Multi-layer Rayleigh–Taylor instability: Consequences for naturally occurring stratified mixing layers

Abstract

The present study investigates the behavior of multi-layer Rayleigh–Taylor instability (RTI) and enstrophy transport in the flow using a three-dimensional computational framework. The dynamics of RTI are explored in a monotonically unstable stratified fluid system composed of air at different constant temperatures, initially separated by insulating partitions. Our results illustrate the formation of a multi-layer RTI system and the growth of convective mixing layers from interfaces between consecutive layers. The behavior of single-layer and multi-layer RTI is compared by considering the influence of Atwood numbers on growth and characteristics of the mixing layers.

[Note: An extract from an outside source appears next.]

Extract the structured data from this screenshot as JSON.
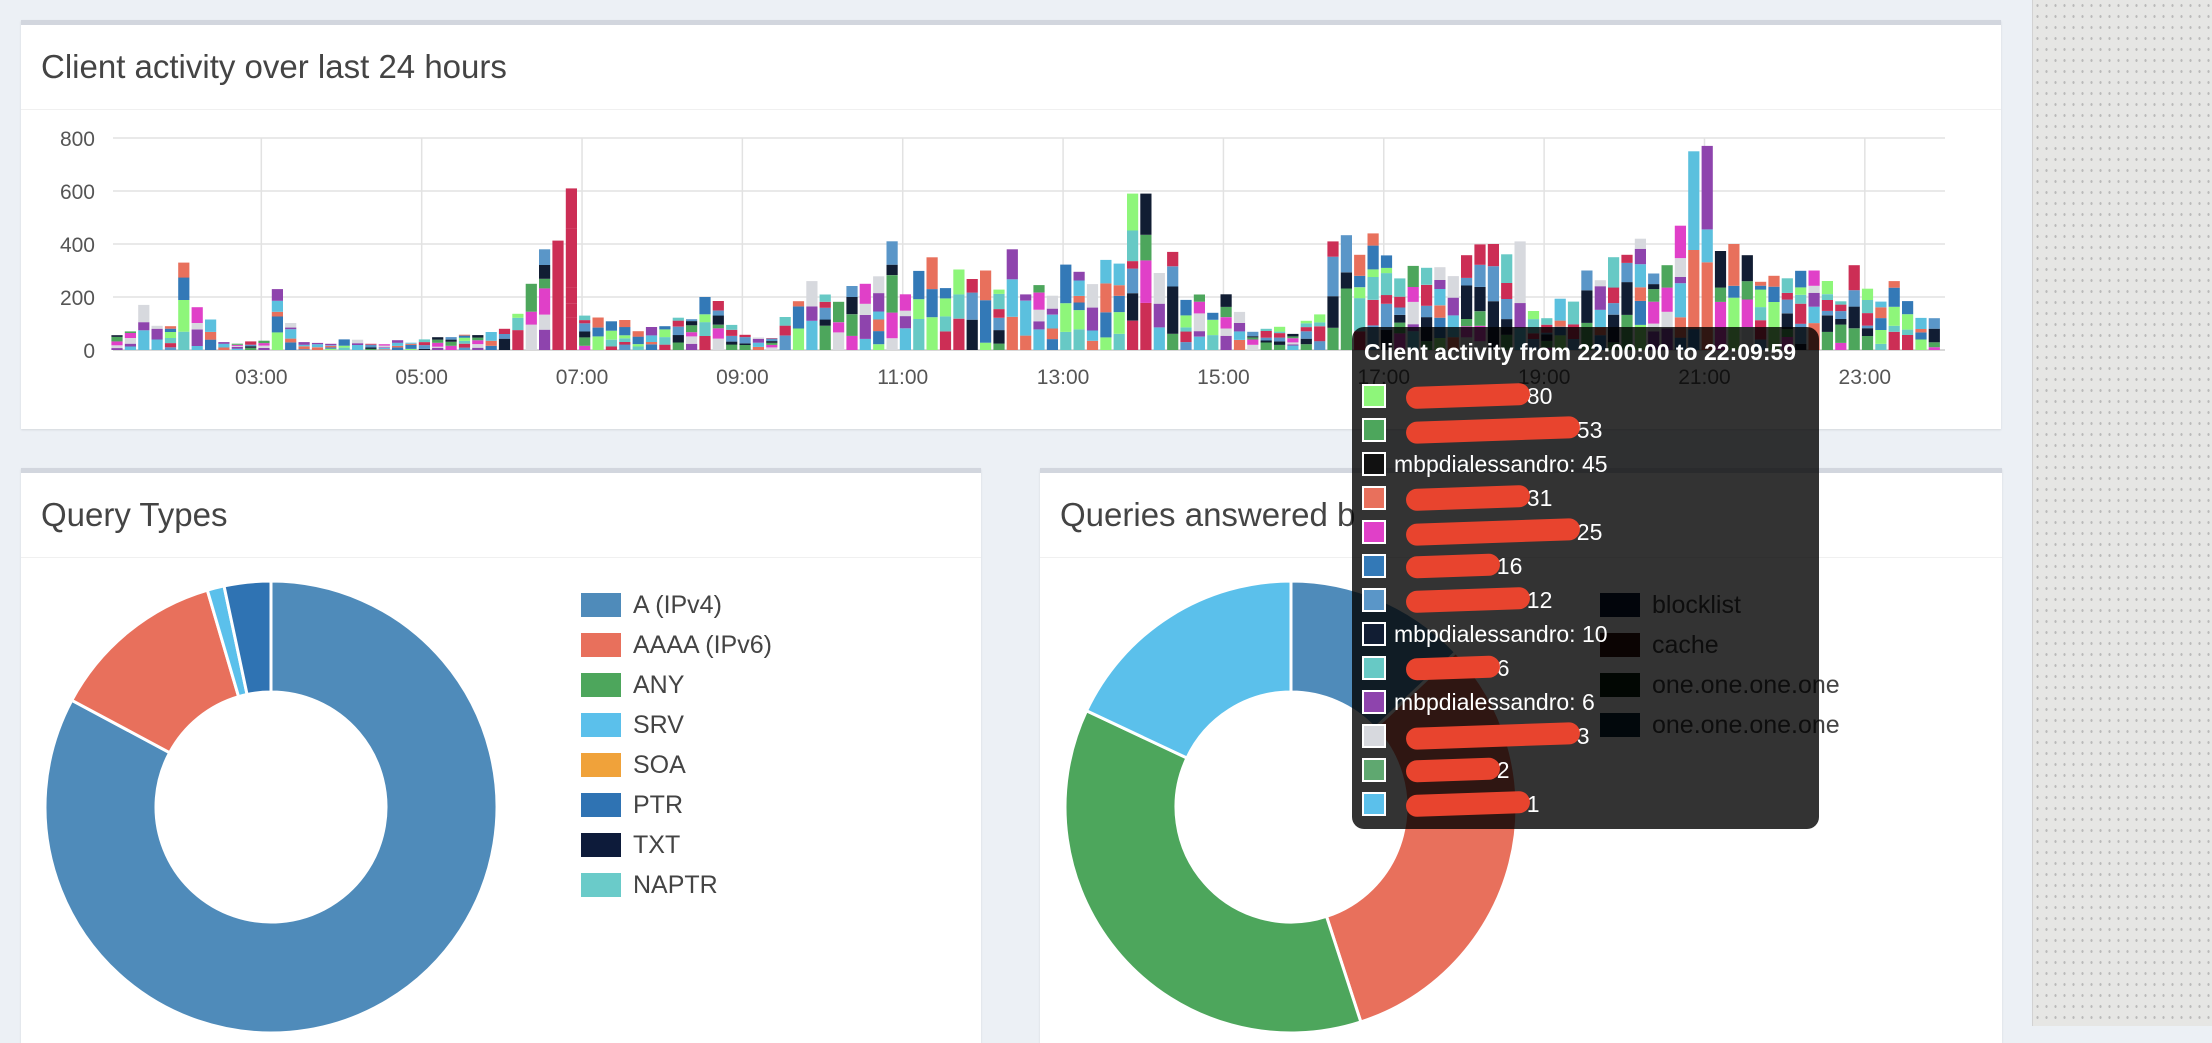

We found that the presence of multiple layers affects the onset and development of RTI. The merging of top layers leads to accelerated mixing layer growth, while the bottommost layer experiences early-stage RTI. Furthermore, we utilize the compressible enstrophy transport equation to characterize dominant mechanisms controlling the spatiotemporal evolution of the multi-layer RTI. The results highlight the significance of viscous and compressibility terms, especially in the center. In contrast, the vortex stretching term dominates near side walls for later stages of the RTI. These insights enrich the understanding of multi-layer RTI and its effects on enstrophy transport and mixing in unstably stratified fluid systems, providing valuable data for validating numerical methods and informing future research in related fields.